I saw police cars and official-type sedans parked at the curb. I saw uniformed men and men in suits standing in my front yard.

I knew she was dead. This is not a revised memory or a retrospective hunch. I knew it in the moment—at age ten—on Sunday, June 22nd, 1958.

I walked into the yard. Somebody said, "There's the boy." I saw Mr. and Mrs. Krycki standing by their back door.

A man took me aside and kneeled down to my level. He said, "Son, your mother's been killed."

I knew he meant "murdered." I probably trembled or shuddered or weaved a little bit.

The man asked me where my father was. I told him he was back at the bus station. A half-dozen men crowded around me. They leaned on their knees and checked me out up-close.

They saw one lucky kid.

A cop split for the bus station. A man with a camera walked me back to Mr. Krycki's toolshed.

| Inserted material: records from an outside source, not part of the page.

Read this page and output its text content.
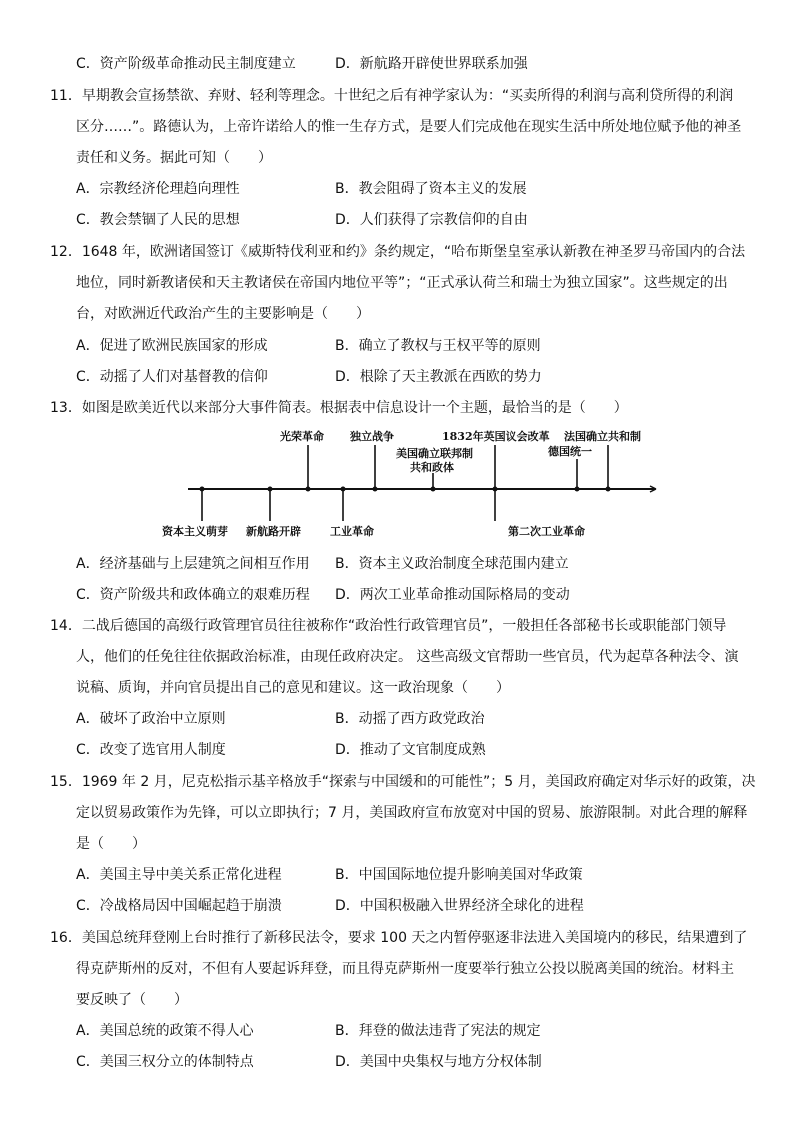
C．资产阶级革命推动民主制度建立	D．新航路开辟使世界联系加强
11．早期教会宣扬禁欲、弃财、轻利等理念。十世纪之后有神学家认为：“买卖所得的利润与高利贷所得的利润
区分……”。路德认为，上帝许诺给人的惟一生存方式，是要人们完成他在现实生活中所处地位赋予他的神圣
责任和义务。据此可知（　　）
A．宗教经济伦理趋向理性	B．教会阻碍了资本主义的发展
C．教会禁锢了人民的思想	D．人们获得了宗教信仰的自由
12．1648 年，欧洲诸国签订《威斯特伐利亚和约》条约规定，“哈布斯堡皇室承认新教在神圣罗马帝国内的合法
地位，同时新教诸侯和天主教诸侯在帝国内地位平等”；“正式承认荷兰和瑞士为独立国家”。这些规定的出
台，对欧洲近代政治产生的主要影响是（　　）
A．促进了欧洲民族国家的形成	B．确立了教权与王权平等的原则
C．动摇了人们对基督教的信仰	D．根除了天主教派在西欧的势力
13．如图是欧美近代以来部分大事件简表。根据表中信息设计一个主题，最恰当的是（　　）
光荣革命 独立战争
美国确立联邦制
共和政体
1832年英国议会改革 法国确立共和制
德国统一
资本主义萌芽 新航路开辟	工业革命	第二次工业革命
A．经济基础与上层建筑之间相互作用 B．资本主义政治制度全球范围内建立
C．资产阶级共和政体确立的艰难历程 D．两次工业革命推动国际格局的变动
14．二战后德国的高级行政管理官员往往被称作“政治性行政管理官员”，一般担任各部秘书长或职能部门领导
人，他们的任免往往依据政治标准，由现任政府决定。 这些高级文官帮助一些官员，代为起草各种法令、演
说稿、质询，并向官员提出自己的意见和建议。这一政治现象（　　）
A．破坏了政治中立原则	B．动摇了西方政党政治
C．改变了选官用人制度	D．推动了文官制度成熟
15．1969 年 2 月，尼克松指示基辛格放手“探索与中国缓和的可能性”；5 月，美国政府确定对华示好的政策，决
定以贸易政策作为先锋，可以立即执行；7 月，美国政府宣布放宽对中国的贸易、旅游限制。对此合理的解释
是（　　）
A．美国主导中美关系正常化进程	B．中国国际地位提升影响美国对华政策
C．冷战格局因中国崛起趋于崩溃	D．中国积极融入世界经济全球化的进程
16．美国总统拜登刚上台时推行了新移民法令，要求 100 天之内暂停驱逐非法进入美国境内的移民，结果遭到了
得克萨斯州的反对，不但有人要起诉拜登，而且得克萨斯州一度要举行独立公投以脱离美国的统治。材料主
要反映了（　　）
A．美国总统的政策不得人心	B．拜登的做法违背了宪法的规定
C．美国三权分立的体制特点	D．美国中央集权与地方分权体制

He put an awl in my hand and posed me at a workbench. I held on to a small block of wood and pretended to saw at it. I faced the camera— and did not blink or smile or cry or betray my internal equilibrium.

The photographer stood in a doorway. The cops stood behind him. I had a rapt audience.

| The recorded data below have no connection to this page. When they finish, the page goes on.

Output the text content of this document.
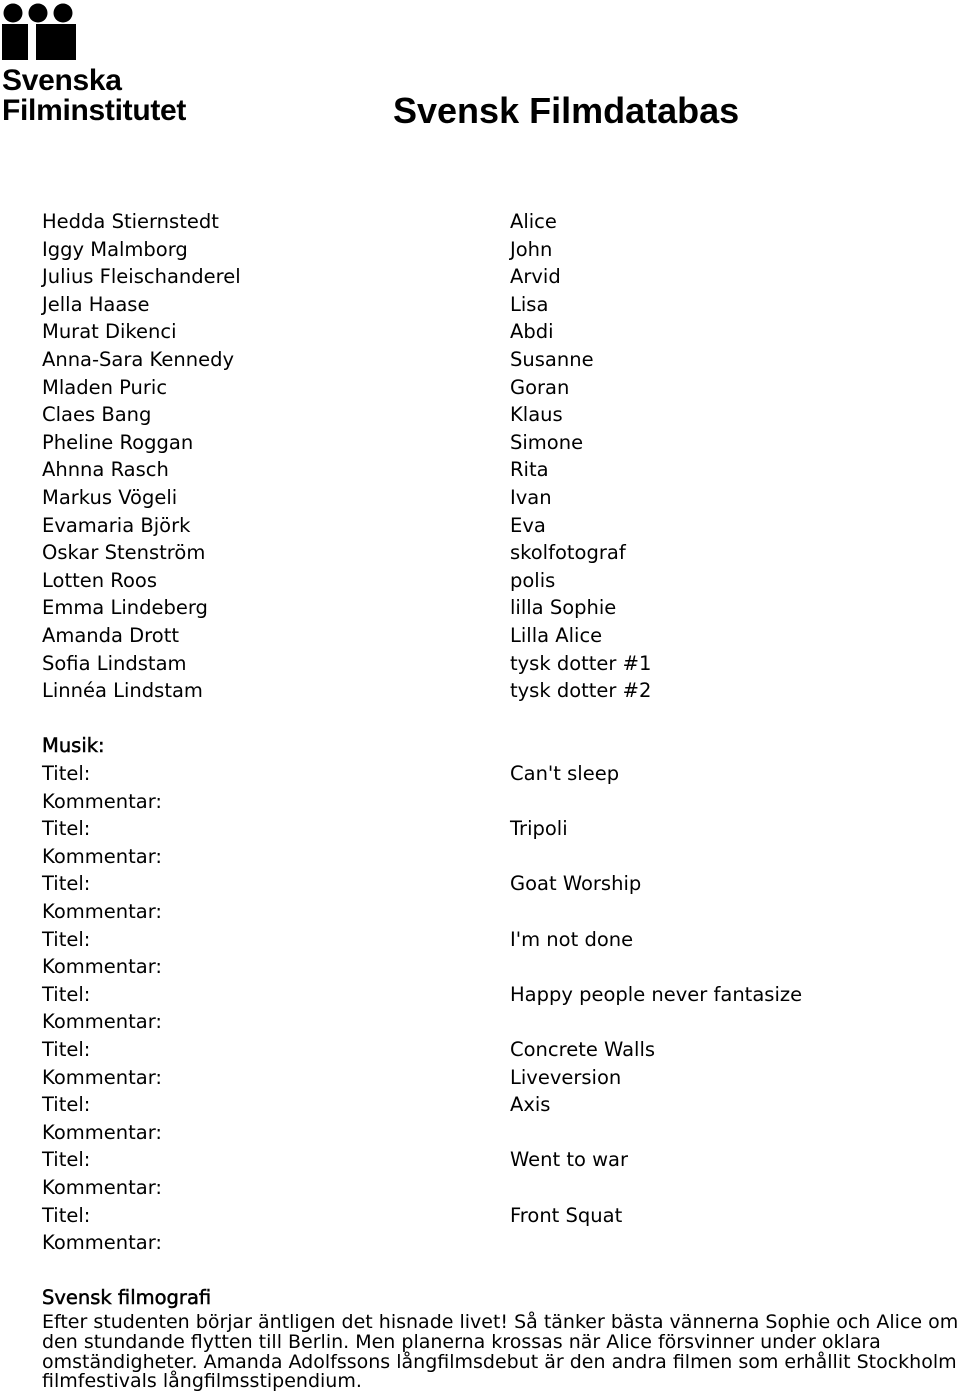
Svenska
Filminstitutet	Svensk Filmdatabas
Hedda Stiernstedt
Iggy Malmborg
Julius Fleischanderel
Jella Haase
Murat Dikenci
Anna-Sara Kennedy
Mladen Puric
Claes Bang
Pheline Roggan
Ahnna Rasch
Markus Vögeli
Evamaria Björk
Oskar Stenström
Lotten Roos
Emma Lindeberg
Amanda Drott
Sofia Lindstam
Linnéa Lindstam
Alice
John
Arvid
Lisa
Abdi
Susanne
Goran
Klaus
Simone
Rita
Ivan
Eva
skolfotograf
polis
lilla Sophie
Lilla Alice
tysk dotter #1
tysk dotter #2
Musik:
Titel:
Kommentar:
Titel:
Kommentar:
Titel:
Kommentar:
Titel:
Kommentar:
Titel:
Kommentar:
Titel:
Kommentar:
Titel:
Kommentar:
Titel:
Kommentar:
Titel:
Kommentar:
Can't sleep
Tripoli
Goat Worship
I'm not done
Happy people never fantasize
Concrete Walls
Liveversion
Axis
Went to war
Front Squat
Svensk filmografi

Efter studenten börjar äntligen det hisnade livet! Så tänker bästa vännerna Sophie och Alice om den stundande flytten till Berlin. Men planerna krossas när Alice försvinner under oklara omständigheter. Amanda Adolfssons långfilmsdebut är den andra filmen som erhållit Stockholm filmfestivals långfilmsstipendium.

The photographer shot some film and urged me to improvise. I hunched over the wood and sawed at it with a half-smile/ half-grimace. The cops laughed. I laughed. Flashbulbs popped.

Interviews

Before the live bn.com chat, James Ellroy agreed to answer some of our questions.

Q:  Have you ever come across something in your investigations that you would have preferred not to know?

A:  No, that's a short answer -- but appropriate. I'm determined to wrest as much information from my mother's death and in the writing of My Dark Places not to flinch from the truth.

Q:  The film version of L.A. Confidential has been released to rave reviews -- how do you rate it? If you could just change one thing...what would it be?

A:  When I read various drafts of the script I was able to say, "Change this or that. . ." But now that it's in final form, I never think about it in the abstract. The film stands as a salutary adaptation of my novel and a brilliant work of art in its own right.

Q:  Is it true you wore a kilt at the Cannes film festival? What was it like for a writer to experience the glitter and hysteria of the world-renowned fest?

A:  Yes, I wore a kilt; it itched like hell. It was Curtis Hanson's moment. And more than anything I was thrilled to be there with the people who made the film such a brilliant work and to share in receiving the great critical acclaim.

Q:  Having studied your mother's murder case, can you offer any insight into the psyche of a murderer?

A:  Killers kill for largely unfathomable reasons that represent the cumulative state of their psyche up to the point that they explode. They react to the stimulus of the moment in a destructive and unconsciously self-destructive manner.

Q:  Has your recent experience with Hollywood inspired any urges to write screenplays? What's in your future?

A:  No. I'm writing the sequel to my novel American Tabloid, which was Time magazine's Novel of the Year in 1995.

Q:  Will you describe your favorite pair of shoes?

A:  White Jack Purcell tennis shoes -- I've been wearing the identical pair (though not the same pair) for 30 years.